Reconfigurable Module of Multi-mode AES Cryptographic Algorithms for AP SoCs [in press]

In the implementation of the Advanced Encryption Standard (AES), as one instance of symmetrically cryptographic (crypto) algorithms, there are existing various block cipher modes used to offer higher confidentiality compared to the Electronic Codebook (ECB). In this article, we implement the AES with three different key lengths and different block cipher modes using High-Level Synthesis (HLS). The modes are Cipher Block Chaining (CBC), Cipher Feedback Mode (CFB), Output Feedback Mode (OFB), Counter (CTR), and Ciphertext Stealing (XTS) as extensions of the Electronic Codebook (ECB).

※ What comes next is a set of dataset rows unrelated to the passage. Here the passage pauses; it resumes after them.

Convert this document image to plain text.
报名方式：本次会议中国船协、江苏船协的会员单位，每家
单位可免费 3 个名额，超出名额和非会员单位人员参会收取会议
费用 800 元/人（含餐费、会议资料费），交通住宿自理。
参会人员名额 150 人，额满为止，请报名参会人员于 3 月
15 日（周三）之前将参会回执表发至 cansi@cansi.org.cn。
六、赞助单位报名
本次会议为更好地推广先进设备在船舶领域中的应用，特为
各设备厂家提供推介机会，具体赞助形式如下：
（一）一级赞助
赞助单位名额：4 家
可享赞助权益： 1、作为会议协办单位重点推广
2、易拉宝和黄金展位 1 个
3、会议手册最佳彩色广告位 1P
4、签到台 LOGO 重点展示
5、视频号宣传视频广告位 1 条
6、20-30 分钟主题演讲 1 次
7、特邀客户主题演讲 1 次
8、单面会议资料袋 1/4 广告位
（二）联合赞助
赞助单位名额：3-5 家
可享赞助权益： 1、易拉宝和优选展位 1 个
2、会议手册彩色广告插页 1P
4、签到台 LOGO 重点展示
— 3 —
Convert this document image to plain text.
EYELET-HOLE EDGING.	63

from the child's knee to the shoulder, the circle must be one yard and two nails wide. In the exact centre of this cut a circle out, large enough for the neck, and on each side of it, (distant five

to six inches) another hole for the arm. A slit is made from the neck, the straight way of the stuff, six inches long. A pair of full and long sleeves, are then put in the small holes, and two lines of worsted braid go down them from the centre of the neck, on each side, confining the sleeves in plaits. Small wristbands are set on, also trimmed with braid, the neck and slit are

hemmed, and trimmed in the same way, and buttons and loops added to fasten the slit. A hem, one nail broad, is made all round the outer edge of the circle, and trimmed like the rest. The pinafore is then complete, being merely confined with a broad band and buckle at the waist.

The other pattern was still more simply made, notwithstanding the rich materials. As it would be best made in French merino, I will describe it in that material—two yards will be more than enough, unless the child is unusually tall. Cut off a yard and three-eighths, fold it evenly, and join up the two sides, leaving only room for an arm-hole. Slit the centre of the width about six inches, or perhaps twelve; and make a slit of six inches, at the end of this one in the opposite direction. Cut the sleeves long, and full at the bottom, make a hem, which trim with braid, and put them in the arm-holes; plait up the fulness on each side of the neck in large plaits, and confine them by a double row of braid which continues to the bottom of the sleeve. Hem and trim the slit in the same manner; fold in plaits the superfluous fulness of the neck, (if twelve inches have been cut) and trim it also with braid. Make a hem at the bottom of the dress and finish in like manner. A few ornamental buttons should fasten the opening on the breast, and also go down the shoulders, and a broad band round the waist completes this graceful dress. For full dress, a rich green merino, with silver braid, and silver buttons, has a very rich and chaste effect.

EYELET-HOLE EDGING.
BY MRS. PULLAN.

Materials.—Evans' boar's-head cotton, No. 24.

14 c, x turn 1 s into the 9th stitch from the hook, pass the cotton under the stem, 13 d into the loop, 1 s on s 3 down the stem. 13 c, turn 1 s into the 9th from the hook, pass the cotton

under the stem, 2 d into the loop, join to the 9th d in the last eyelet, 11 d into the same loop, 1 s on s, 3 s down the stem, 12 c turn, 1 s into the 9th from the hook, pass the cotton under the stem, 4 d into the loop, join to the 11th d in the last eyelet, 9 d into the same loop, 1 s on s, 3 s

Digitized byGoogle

All Programmable System-on-Chip (AP SoC) consisting of a hard multi-core processor and an FPGA is the target platform, and we leverage the capabilities of static and dynamic partial reconfigurations of FPGA. It is shown that the combination of a pipeline, array partitioning, and unrolled loop can lead to an increase in the data rate up to seven times. The approach comes at a trade-off of increased resource demand, which we carefully balance to achieve optimal results. Based on further evaluation, there are significant differences in throughput of the optimized CTR implementation between static and partial reconfigurations, and between the usage of Processor Configuration Access Port (PCAP) and Internal Configuration Access Port (ICAP). In the realization, the bare-metal and Linux-based Operating System implementations show a possible occurrence to implement partial reconfiguration of multi-mode AES crypto algorithms in different configurations of AP SoCs during run-time.